Seidel's commentary, both on-camera and off, is a powerful exposition of this "weather event." Because the storm has slowed so much - from 16 mph to a mere 4 - there will be more damage.
"It's like Dennis, which I covered [in 1999]," he confides. "That storm just stayed there, lingering, off the coast of North Carolina, for seven days. It just ate up the beaches. There's going to be a lot of beach erosion here."
Unlike Hurricane Charley, which ripped across Florida in a matter of seven hours last month, Frances will hover over the land in a slow, steady assault.
"I feel bad for those poor people," he says. "They just got over Charley, and now this."

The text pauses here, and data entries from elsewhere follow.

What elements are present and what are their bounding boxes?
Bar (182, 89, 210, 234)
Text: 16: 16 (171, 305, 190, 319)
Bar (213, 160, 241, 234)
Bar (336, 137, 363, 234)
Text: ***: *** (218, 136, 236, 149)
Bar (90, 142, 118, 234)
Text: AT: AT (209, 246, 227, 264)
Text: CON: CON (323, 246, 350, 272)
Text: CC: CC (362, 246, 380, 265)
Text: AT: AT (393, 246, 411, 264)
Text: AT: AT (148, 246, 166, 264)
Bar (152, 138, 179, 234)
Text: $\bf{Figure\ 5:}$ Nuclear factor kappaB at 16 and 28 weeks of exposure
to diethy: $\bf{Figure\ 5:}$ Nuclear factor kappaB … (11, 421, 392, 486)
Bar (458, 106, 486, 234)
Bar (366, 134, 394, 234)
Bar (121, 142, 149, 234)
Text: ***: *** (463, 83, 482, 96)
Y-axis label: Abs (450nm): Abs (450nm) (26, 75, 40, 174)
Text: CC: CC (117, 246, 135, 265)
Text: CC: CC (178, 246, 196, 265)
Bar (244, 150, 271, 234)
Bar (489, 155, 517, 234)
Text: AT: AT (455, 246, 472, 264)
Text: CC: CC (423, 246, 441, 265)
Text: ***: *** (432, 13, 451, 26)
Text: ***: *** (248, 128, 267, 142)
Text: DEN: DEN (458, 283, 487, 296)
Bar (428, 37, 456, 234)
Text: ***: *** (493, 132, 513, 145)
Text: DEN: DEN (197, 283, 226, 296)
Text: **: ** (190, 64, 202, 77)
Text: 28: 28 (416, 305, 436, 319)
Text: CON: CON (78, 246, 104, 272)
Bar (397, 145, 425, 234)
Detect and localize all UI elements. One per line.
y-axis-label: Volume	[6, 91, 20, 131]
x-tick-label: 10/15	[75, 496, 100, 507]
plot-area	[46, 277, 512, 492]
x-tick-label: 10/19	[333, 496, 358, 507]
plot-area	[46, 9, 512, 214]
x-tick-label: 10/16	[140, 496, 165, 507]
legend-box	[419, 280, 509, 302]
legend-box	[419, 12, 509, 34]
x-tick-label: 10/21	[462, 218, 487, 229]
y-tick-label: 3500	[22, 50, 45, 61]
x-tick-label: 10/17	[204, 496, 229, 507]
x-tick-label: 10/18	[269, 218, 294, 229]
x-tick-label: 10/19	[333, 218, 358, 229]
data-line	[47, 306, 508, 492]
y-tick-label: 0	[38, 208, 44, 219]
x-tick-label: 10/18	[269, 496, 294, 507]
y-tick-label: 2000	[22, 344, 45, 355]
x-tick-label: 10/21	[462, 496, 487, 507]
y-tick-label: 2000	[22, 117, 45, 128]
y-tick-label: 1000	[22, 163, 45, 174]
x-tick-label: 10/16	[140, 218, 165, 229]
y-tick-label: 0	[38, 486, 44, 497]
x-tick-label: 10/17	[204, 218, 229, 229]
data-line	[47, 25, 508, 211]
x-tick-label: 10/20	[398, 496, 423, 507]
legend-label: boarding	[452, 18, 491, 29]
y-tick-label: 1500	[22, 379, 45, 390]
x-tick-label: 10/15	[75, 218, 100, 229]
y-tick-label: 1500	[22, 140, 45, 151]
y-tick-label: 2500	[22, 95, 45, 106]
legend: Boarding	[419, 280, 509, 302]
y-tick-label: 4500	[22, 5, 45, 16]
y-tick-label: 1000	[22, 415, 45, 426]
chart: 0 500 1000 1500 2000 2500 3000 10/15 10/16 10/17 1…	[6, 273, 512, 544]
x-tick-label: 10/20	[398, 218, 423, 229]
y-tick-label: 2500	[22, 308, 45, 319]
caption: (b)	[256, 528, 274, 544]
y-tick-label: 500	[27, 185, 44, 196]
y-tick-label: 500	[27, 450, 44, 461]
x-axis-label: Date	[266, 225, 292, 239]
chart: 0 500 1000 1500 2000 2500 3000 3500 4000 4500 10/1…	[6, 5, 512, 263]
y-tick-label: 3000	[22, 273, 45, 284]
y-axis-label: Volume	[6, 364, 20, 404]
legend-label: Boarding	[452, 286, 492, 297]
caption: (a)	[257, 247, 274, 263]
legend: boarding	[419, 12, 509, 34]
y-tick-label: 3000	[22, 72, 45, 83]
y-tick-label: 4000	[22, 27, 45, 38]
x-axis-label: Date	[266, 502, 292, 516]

His empathy is genuine, but it's clear Seidel lives for events like Frances.
"It's fascinating," he says, pulling his blue hood tighter around his boyish face. "I mean, I don't enjoy the loss of property, the damage, but for me, this is what it's about. I like being in weather. It's a high, you know?"
It doesn't hurt that some of his colleagues are here, too. A passing SUV screeches to a halt, and out into the churning rain leaps a laughing Roker. The two half-embrace, half-wrestle as the sweeping gusts threaten to carry them away.
"I don't know if I've ever told you this before, Al," Seidel says with a straight face, "but I love you."
After Roker departs, The Weather Channel's stormcaster learns that the cameras were rolling the whole time. It's all on tape. He smiles. "You're going to see this over and over," he says.
Such high jinks are part of the job, says Seidel, and he enjoys the showbiz aspect of his work; it helps heighten public interest in the story. But "it all starts and ends with weather," he adds. And before too long, he's back on camera, gaze fixed, mind engaged, feet set.
"We expect peak winds of 110 miles per hour by 11 o'clock tonight," he says, both excited and grim. "We'll be here for the next six, seven, eight hours, bringing you the best pictures we can. This is Mike Seidel of The Weather Channel."